Let’s imagine for a minute that family resources had no impact on the likelihood that an American student would graduate high school and go on to earn a college degree or beyond. In this idealized world, which factors would influence a student’s likelihood of academic achievement, and how do nature and nurture conspire to dictate those outcomes?
A new study confirms the well-established finding that intelligence -- a highly heritable trait -- reigns supreme in this calculation. But the new research also stakes out a surprisingly powerful role for a slew of personality and other individual traits -- including persistence and belief in one’s power -- in influencing a child’s educational attainment.
But here’s the catch: Given the key role that genetic inheritance plays in these other important factors, nature indisputably trumps nurture in determining an adolescent’s level of academic achievement.
In all, inheritance accounts for roughly 62% of British students’ performance on a test universally administered at the end of compulsory education, at around the age of 16. The researchers were able to account for three-quarters of that heritability, attributing it to a wide range of factors, including temperament and intelligence. Environmental factors -- the quality of teaching, the style of parenting, the challenges or comforts of home, and habits picked up along the way -- contribute 26% to the likelihood of a student’s academic success.
In Britain, these test scores -- not a child’s ability to pay for university education -- powerfully influence students’ options for further education.
The findings, published Monday in the journal PNAS, are based on a study of 6,653 pairs of twins in Britain. The twins -- 2,362 pairs of them identical and 4,291 pairs of them fraternal -- were born in 1994, 1995 and 1996. A multinational team of researchers, led by Eva Krapohl of King’s College London, authored the research.
In addition to taking the General Certificate of Secondary Education (GCSE) tests, the participants answered a battery of questions, which measured such individual factors as academic enjoyment, engagement with school, optimism, grit, happiness, life satisfaction, physical health, behavior problems and anxiety.

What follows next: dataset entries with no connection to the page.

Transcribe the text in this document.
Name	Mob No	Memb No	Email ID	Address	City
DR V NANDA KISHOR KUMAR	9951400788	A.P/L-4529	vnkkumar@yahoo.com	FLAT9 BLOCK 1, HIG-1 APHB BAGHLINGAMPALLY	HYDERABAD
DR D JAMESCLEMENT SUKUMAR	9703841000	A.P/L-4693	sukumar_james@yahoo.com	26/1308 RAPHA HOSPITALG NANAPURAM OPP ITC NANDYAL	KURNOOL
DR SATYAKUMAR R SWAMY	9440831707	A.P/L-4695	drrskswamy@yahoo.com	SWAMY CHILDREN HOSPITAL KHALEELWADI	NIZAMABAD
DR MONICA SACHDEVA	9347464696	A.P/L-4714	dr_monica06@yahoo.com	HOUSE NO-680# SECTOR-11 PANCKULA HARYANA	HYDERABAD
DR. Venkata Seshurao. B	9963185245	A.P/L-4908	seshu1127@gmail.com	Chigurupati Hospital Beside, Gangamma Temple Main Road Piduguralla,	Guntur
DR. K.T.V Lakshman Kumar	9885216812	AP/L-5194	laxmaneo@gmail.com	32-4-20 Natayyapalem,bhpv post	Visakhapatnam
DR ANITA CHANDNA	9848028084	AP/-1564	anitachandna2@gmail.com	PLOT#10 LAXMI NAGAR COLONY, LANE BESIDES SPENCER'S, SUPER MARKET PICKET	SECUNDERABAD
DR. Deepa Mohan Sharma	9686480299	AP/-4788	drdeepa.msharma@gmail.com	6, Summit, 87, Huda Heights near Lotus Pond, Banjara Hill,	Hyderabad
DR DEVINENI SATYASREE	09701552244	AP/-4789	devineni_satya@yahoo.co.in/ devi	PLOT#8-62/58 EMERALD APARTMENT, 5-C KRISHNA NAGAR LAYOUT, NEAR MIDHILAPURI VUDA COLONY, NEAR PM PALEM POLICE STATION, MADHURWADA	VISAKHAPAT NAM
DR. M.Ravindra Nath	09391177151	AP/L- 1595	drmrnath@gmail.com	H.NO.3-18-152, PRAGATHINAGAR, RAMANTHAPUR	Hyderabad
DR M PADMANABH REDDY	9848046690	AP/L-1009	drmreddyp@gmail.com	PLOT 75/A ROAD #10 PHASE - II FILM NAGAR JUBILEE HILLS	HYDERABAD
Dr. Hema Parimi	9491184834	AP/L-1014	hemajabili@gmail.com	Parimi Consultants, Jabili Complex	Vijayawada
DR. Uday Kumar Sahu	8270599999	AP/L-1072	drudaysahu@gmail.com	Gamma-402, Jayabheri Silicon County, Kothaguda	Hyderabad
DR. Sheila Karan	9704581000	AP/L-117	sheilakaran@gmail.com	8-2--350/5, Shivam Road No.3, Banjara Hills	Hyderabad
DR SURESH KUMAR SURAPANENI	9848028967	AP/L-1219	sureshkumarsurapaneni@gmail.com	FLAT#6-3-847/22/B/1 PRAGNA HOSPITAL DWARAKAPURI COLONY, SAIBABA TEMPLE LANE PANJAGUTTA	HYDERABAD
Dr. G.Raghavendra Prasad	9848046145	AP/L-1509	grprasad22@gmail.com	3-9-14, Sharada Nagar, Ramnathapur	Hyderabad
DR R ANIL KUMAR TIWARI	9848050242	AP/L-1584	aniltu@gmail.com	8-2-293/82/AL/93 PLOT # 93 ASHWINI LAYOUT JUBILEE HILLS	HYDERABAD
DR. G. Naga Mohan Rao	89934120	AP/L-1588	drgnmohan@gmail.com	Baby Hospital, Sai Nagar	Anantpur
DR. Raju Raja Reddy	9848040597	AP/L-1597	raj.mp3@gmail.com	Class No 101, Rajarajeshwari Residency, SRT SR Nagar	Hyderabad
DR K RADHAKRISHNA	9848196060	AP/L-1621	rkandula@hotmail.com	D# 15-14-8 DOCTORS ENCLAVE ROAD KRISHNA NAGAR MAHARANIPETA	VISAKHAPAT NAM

The researchers asked the teens to describe school and home environments, including such factors as parental monitoring and support and levels of chaos or predictability in both. The twins’ parents were asked to report and rate their children’s behavioral problems, including antisocial behavior, depression and impulsivity.
When they’re large enough, twin studies can be a powerful way to suss out the relative contributions of genetics and environment -- nature and nurture -- on a given outcome. Since each child was raised in the same home with his or her twin, environmental factors can be roughly assumed to be the same for each pair.
Studying identical twins, who share the same DNA, and fraternal twins, who are no more similar than any pair of biological siblings, allows researchers to infer the role of genetics. Researchers can assume environmental factors play a major role when fraternal twins consistently turn out the same despite genetic differences. When identical twins are more similar to each other across traits than are fraternal twins, researchers attribute those likenesses to genetics.
Calculating the degree of likeness and difference between the nearly 7,000 sets of twins, and using past research findings that assign heritability scores for different traits and factors, the researchers were able to determine how heavily genetics and environment contributed to the test outcomes.
The authors of the PNAS study say their findings may nudge attitudes about education policy, but do not clearly point to reforms. Appreciating the overwhelming role of genetics in determining an adolescent’s academic achievement, for instance, “counters the deplorable tendency to blame teachers and parents rather than recognizing that learning is inherently more difficult for some children,” they wrote.
We may value equality of educational opportunity, for instance, but that should not be confused with equal outcomes, they added.
“Equality of educational opportunity will not get rid of genetic differences between children,” they wrote.